BOSTON/NEW YORK — Last month, an activist investor urged a German medical care company to add diverse directors to its board. The investor, Washington-based CtW Investment Group, determined the German company lacked diversity by studying photos of directors and reviewing their backgrounds online to determine their race.
“It’s a very crude way,” acknowledged Dieter Waizenegger, executive director of labor-affiliated CtW. Without formal declarations by the directors themselves, he said, outsiders could not be certain of their race.
The German company, Fresenius Medical Care AG, said its six-member board includes directors of five different nationalities and two women. But Fresenius does not ask its board members or employees “to make statements on their ethnic or racial origins,” a spokesman said.

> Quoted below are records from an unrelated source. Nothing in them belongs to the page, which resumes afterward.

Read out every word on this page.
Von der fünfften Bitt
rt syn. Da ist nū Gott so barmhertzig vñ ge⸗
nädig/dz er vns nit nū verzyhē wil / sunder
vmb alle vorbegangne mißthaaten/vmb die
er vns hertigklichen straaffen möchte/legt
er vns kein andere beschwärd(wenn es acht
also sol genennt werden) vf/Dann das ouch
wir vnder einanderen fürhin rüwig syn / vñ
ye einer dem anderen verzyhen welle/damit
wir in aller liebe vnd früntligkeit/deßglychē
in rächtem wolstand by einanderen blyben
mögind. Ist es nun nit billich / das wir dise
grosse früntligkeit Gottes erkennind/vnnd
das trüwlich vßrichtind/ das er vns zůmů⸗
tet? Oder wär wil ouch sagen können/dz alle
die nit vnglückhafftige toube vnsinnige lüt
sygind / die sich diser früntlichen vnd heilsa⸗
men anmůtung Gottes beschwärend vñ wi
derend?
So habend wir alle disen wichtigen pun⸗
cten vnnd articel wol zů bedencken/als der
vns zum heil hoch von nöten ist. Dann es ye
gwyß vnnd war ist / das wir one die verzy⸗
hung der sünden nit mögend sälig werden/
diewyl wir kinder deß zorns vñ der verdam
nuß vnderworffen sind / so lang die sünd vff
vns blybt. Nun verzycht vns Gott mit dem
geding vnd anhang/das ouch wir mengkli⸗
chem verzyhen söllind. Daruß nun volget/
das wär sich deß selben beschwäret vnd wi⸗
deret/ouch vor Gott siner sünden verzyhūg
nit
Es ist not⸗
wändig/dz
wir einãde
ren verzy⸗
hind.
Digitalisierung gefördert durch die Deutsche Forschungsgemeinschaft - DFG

Racial diversity in the boardroom has come under new scrutiny after the death of George Floyd, an unarmed Black man, in police custody in May triggered global protests about racism in Western societies.
But as investors, executives and politicians demand greater racial and ethnic diversity in Western corporate boardrooms, they say they are running into a thorny problem: how to tell the ethnicity of directors in the absence of much self-reporting and disclosure.
The lack of data, they said, is slowing progress on efforts to improve diversity in the top echelons of global corporations. Their attempts to increase disclosure so far have run into hurdles, such as concerns the practice is divisive or that some directors don’t want to list their family backgrounds.